After taking over as the national grid operator from Kenya Power in early 2022, Kenya Electricity Transmission Company (Ketraco) has said construction of a new national control centre will kick off in the next financial year starting July.

The task of the grid operator, also known as system operator, is to determine the mix of electricity that is injected into the national grid and fed to homes and businesses. The transfer of the role from Kenya Power to Ketraco was one of the key provisions of the Energy Act 2019 and is designed to eliminate any conflict of interest by requiring the system operator to be a neutral player not involved in buying or selling electricity. The measure took effect when Ketraco was gazetted in January to take on the role by the Energy and Petroleum Regulatory Authority (EPRA).

As the independent system operator, Ketraco has now set in motion plans to build a national system control centre in Embakasi, east of the capital Nairobi, from where the agency will remotely monitor the power grid, and coordinate and match electricity supply and demand in real time, to ensure the system’s safety and reliability. The project is funded by the French Development Agency (AFD) and the new centre will replace Kenya Power’s national control centre in Juja, on the outskirts of Nairobi.

“The National System Control Centre (NSCC) is at two stages; completion of bidding documents awaiting no objection from AFD (the financier); pre-qualification of engineering, procurement and construction (EPC) is already done. The loan from AFD is also available. Construction will begin first quarter of 2022/2023 between July and September,” said Ketraco project development services general manager John Mativo.

The contract includes an emergency control centre to be set up in Narok in the Rift Valley, some 140km from Nairobi, at the Suswa switchyard, Kenya’s main interchange for power from different sources

Regarding what would become of the control centres previously operated by Kenya Power, Ketraco said: “The existing KPLC regional centres will support the NSCC but at the same time be expanded to “see and control” the 33kV (lower voltage) distribution grid, like in many developed countries.”

In the new arrangement, Kenya Power, as the retailer, will retain the role of entering power purchase agreements (PPAs) with power producers.

The transfer of roles also opens a golden window for power producers to bypass Kenya Power and sell power directly to large consumers.

“In future, generators/power producers will be able to sign agreements with large power consumers and pay Ketraco to “wheel” the power to consumers.
They could theoretically go to Ethiopia and negotiate a cheap tariff and then we wheel,” said Mativo.

This is especially going to be a boon to State-owned power producer KenGen, which has expressed interest to supply power directly to the proposed Olkaria special economic zone that will host factories, near geothermal power plants. KenGen has in recent past raised concerns over Kenya Power’s delays in making payments for power delivered.

Deciding which electricity supplies end up in the grid has long been Kenya Power’s role, but this presents a potential conflict of interest. The company, 49.9% owned by private investors with the government holding the other 50.1%, is listed on the Nairobi Securities Exchange and therefore has an obligation to make profits for its investors.

Ketraco, which was hived off from Kenya Power in 2008, is 100% owned by the government.
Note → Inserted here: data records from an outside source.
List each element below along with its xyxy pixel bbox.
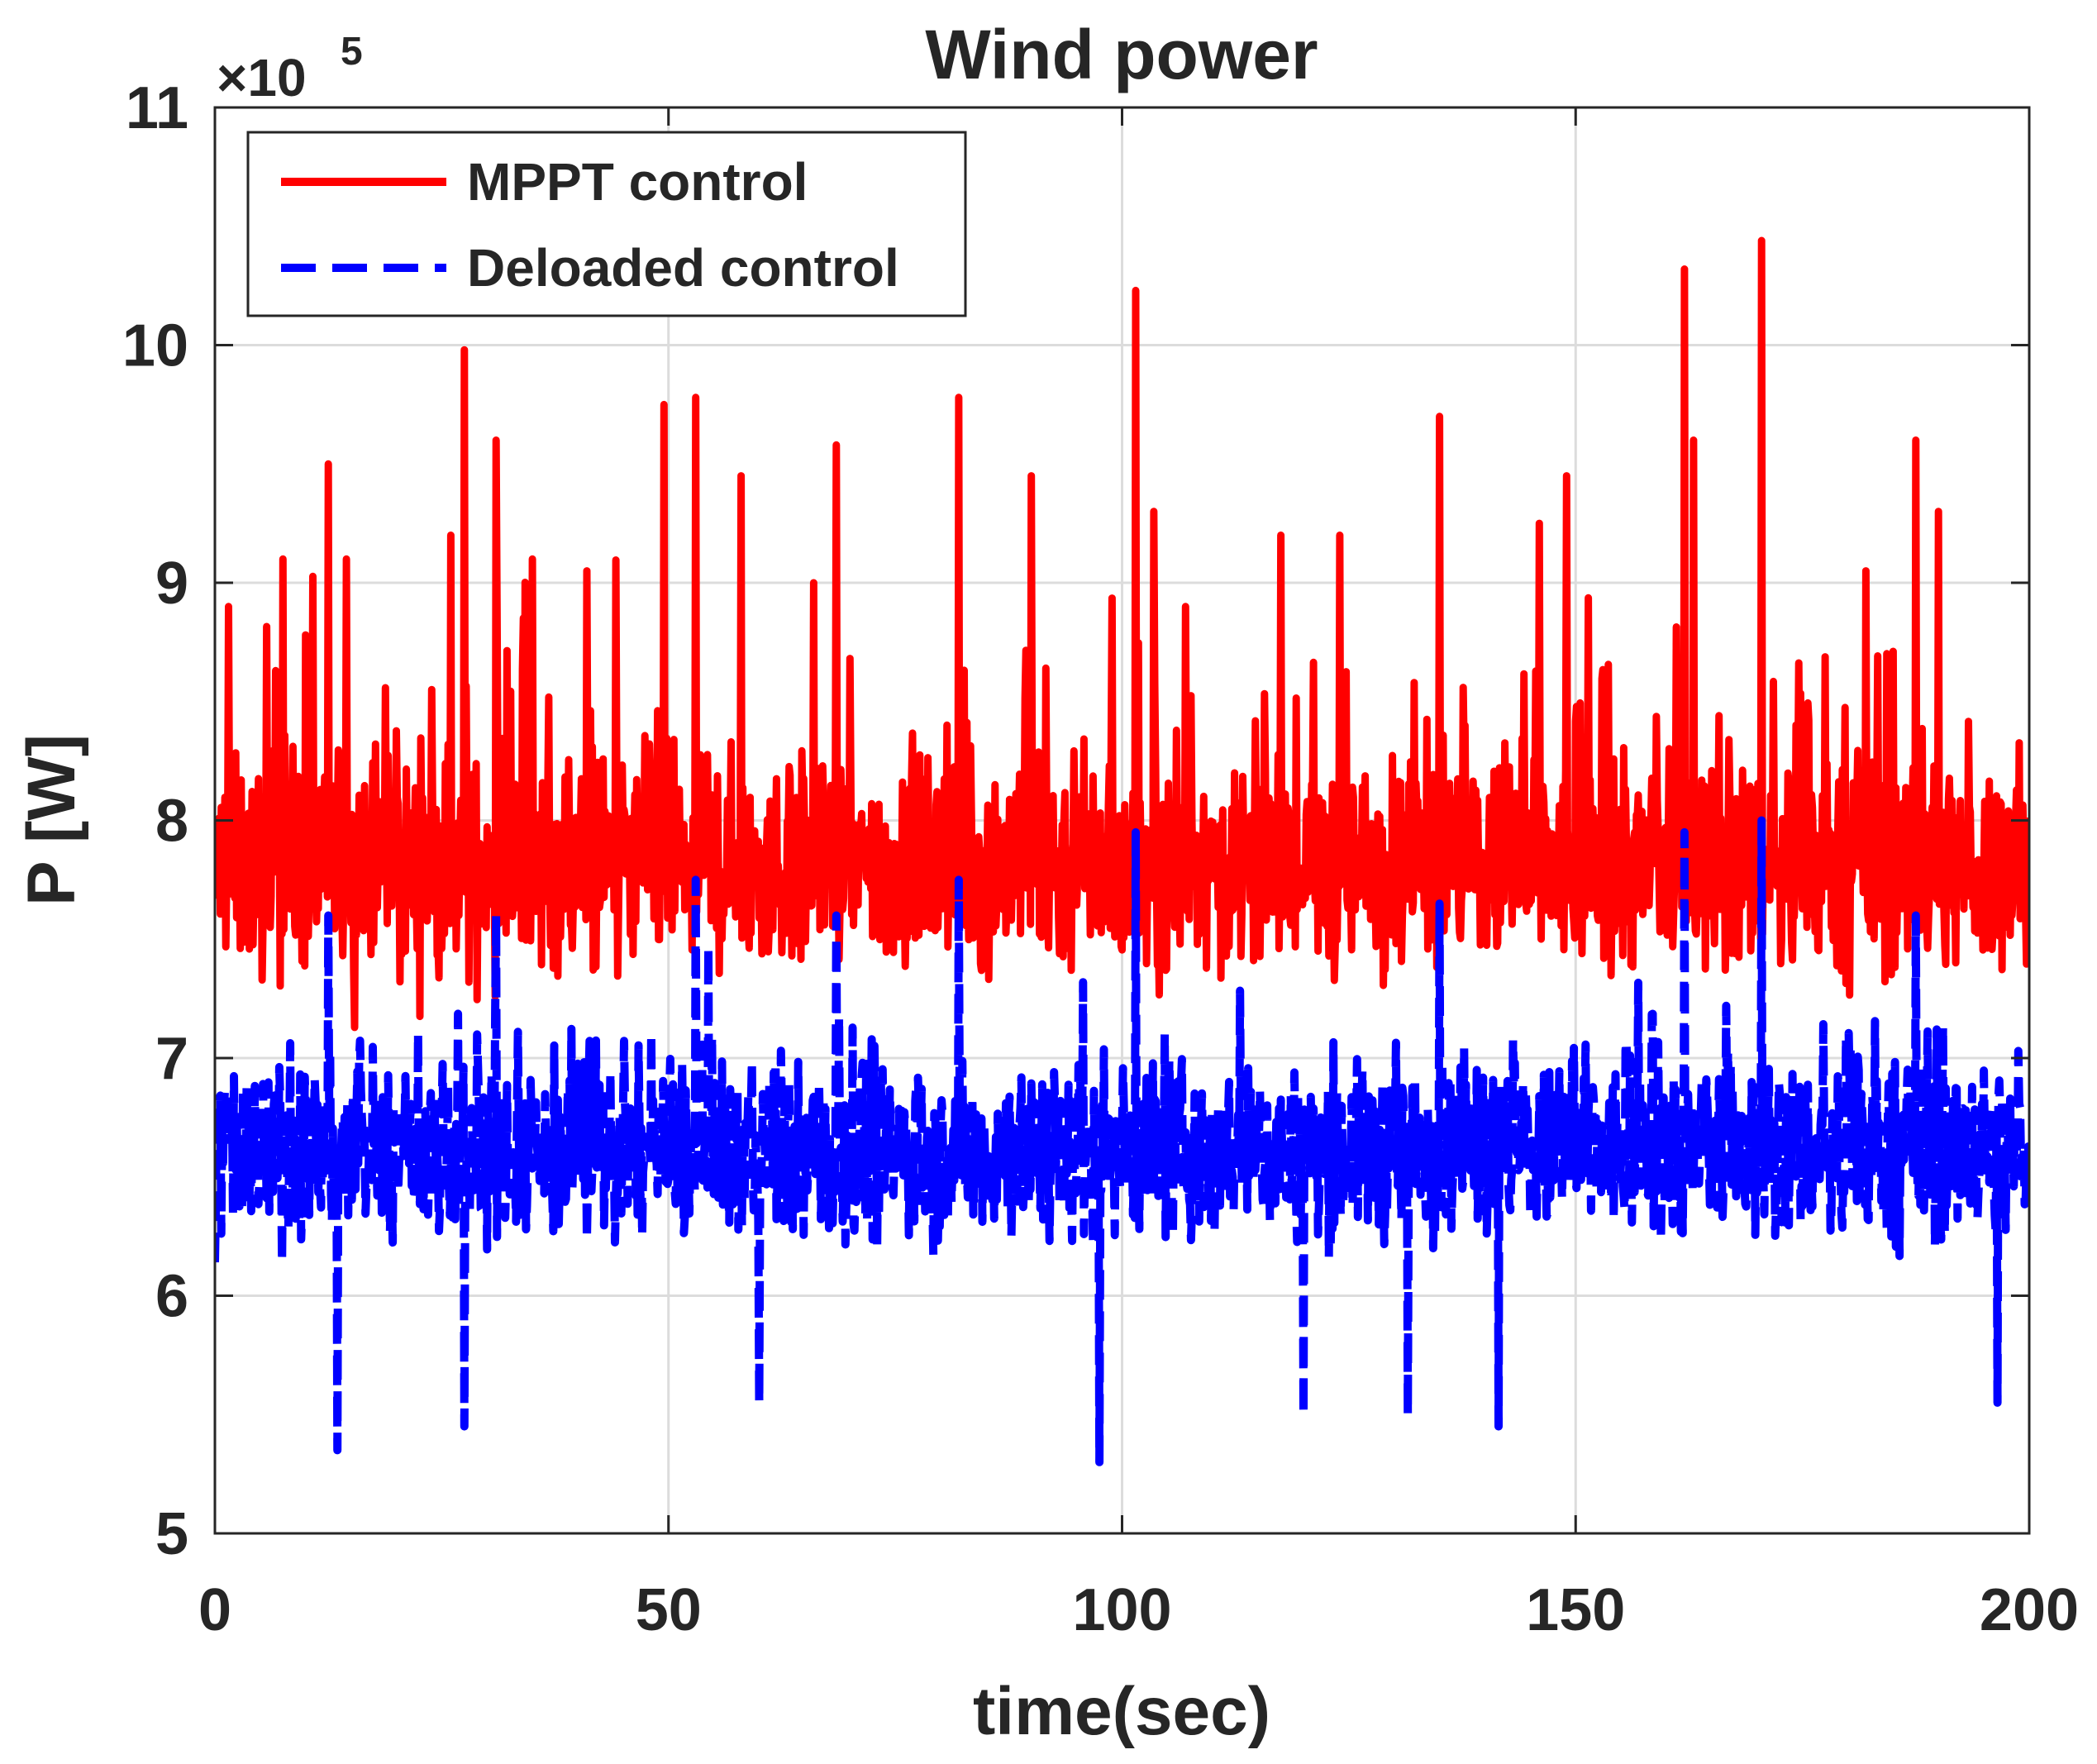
x-axis-label: time(sec) [973, 1674, 1270, 1749]
series-line-mppt-control [215, 236, 2029, 1032]
series-layer [215, 236, 2029, 1466]
series-line-deloaded-control [215, 816, 2029, 1466]
x-tick-label: 50 [636, 1577, 702, 1643]
y-axis-label: P [W] [14, 734, 89, 906]
x-tick-label: 100 [1072, 1577, 1171, 1643]
y-tick-label: 8 [155, 789, 188, 855]
legend-label-deloaded: Deloaded control [467, 238, 899, 298]
y-exponent-base: ×10 [217, 48, 307, 107]
legend-box [246, 131, 967, 317]
x-tick-label: 200 [1980, 1577, 2079, 1643]
legend: MPPT control Deloaded control [246, 131, 967, 317]
axis-ticks: 0 50 100 150 200 5 6 7 8 9 10 11 [122, 75, 2079, 1643]
y-tick-label: 5 [155, 1501, 188, 1567]
y-tick-label: 6 [155, 1264, 188, 1330]
x-tick-label: 0 [198, 1577, 231, 1643]
y-tick-label: 7 [155, 1026, 188, 1092]
chart-title: Wind power [925, 16, 1318, 93]
y-tick-label: 11 [126, 75, 188, 141]
y-tick-label: 9 [155, 551, 188, 617]
y-tick-label: 10 [122, 313, 188, 379]
y-exponent: ×10 5 [217, 30, 363, 107]
legend-label-mppt: MPPT control [467, 152, 808, 212]
y-exponent-power: 5 [341, 30, 363, 74]
x-tick-label: 150 [1526, 1577, 1625, 1643]
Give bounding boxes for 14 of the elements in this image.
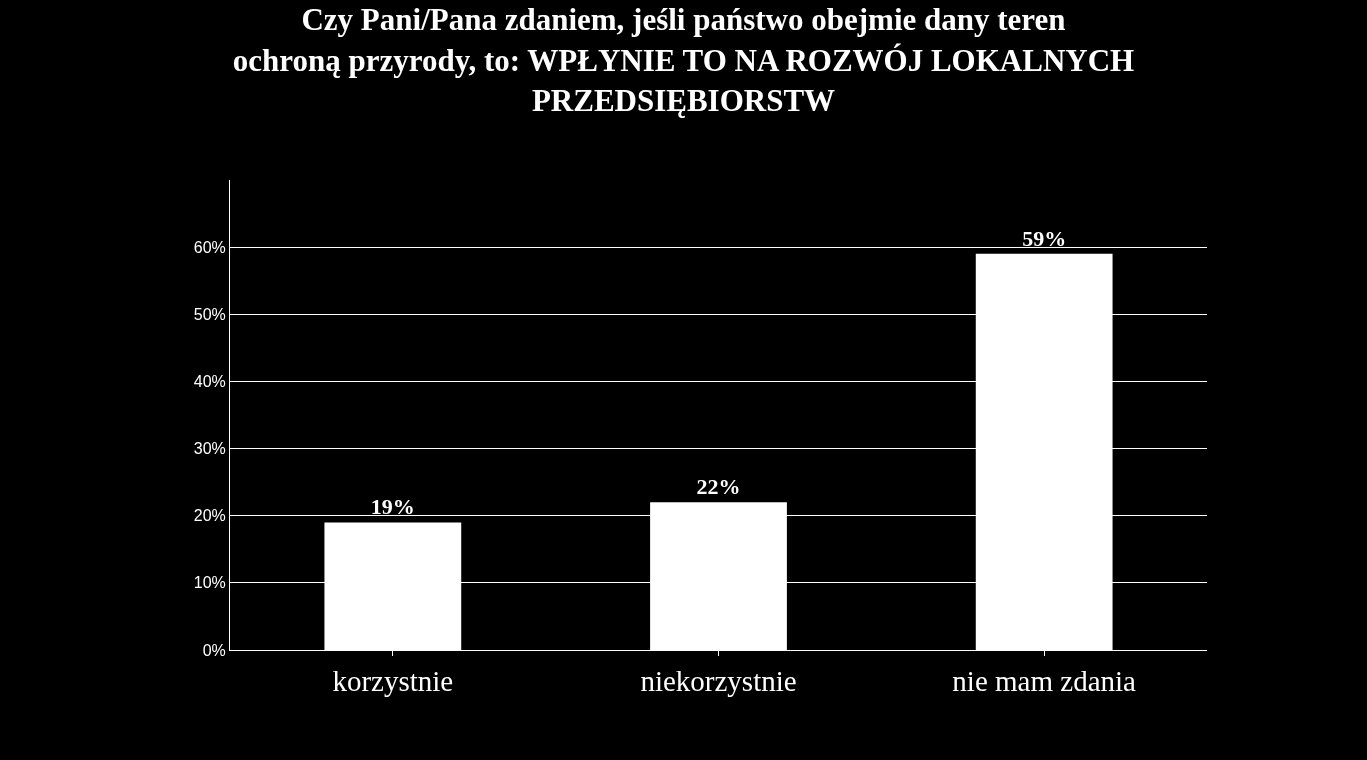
data-label: 22%: [696, 474, 741, 500]
y-tick-label: 40%: [193, 373, 226, 391]
y-tick-label: 0%: [202, 641, 226, 659]
chart-title: Czy Pani/Pana zdaniem, jeśli państwo obejmie dany teren ochroną przyrody, to: WPŁYNIE TO NA ROZWÓJ LOKALNYCH PRZEDSIĘBIORSTW: [232, 2, 1135, 118]
y-tick-label: 60%: [193, 238, 226, 256]
data-label: 19%: [370, 494, 415, 520]
x-tick-label: niekorzystnie: [640, 664, 797, 697]
x-tick-label: nie mam zdania: [952, 664, 1137, 697]
data-label: 59%: [1022, 225, 1067, 251]
y-tick-label: 50%: [193, 305, 226, 323]
y-tick-label: 10%: [193, 574, 226, 592]
y-tick-label: 20%: [193, 507, 226, 525]
x-tick-label: korzystnie: [332, 664, 454, 697]
y-tick-label: 30%: [193, 440, 226, 458]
Its tasks include constructing and operating high voltage transmission lines (132kV and above), a role that was formerly Kenya Power’s. It charges a wheeling tariff, paid for by consumers through their bills, for electricity transported through its network. Lower voltage lines below 132kV, mainly used for distribution, are operated by Kenya Power, which will continue selling power to homes and businesses as the sole retailer, and making payments for invoices from power producers for electricity supplied. Its tariffs are regulated due to its market dominance.

The loss of another role has sparked concerns at Kenya Power, whose influence has weakened over the years each time the sector is unbundled and the firm has to cede ground.

As a rule, electricity generation should follow the economic merit order of dispatch in which the cheapest power source available is injected into the grid first, followed by the next cheapest, and so on. Only after the cheapest sources have been exhausted should more expensive options be considered, for example to cover demand during the evening peak. The energy regulator has in the past raised concerns about the risk of the economic merit order not being observed, in order to benefit vested interests.

The independent system operator will at all times seek information from different power producers on how much power they can produce at any given time and at what cost, as is the case in any competitive marketplace. Based on the information gathered, the system operator will make a quick decision on the source and quantity of power to order into the grid to at any given time to match demand, based on costing. The cheapest offers are given first priority.

Kenya Power’s influence has been diluted three times over the past two decades with the unbundling of the country’s electricity sector. Before 1998, Kenya Power covered the entire value chain of generation, transmission and distribution, but it lost the mandate to generate power in 1998 when Kenya Electricity Generating Company (KenGen) was formed.

In 2008, Kenya Power was broken up again to form Ketraco, leaving Kenya Power with just the distribution role, which also entailed sourcing power from generators for distribution. This time, the role of scouting for power is being taken away, leaving Kenya Power with one downstream function, distribution.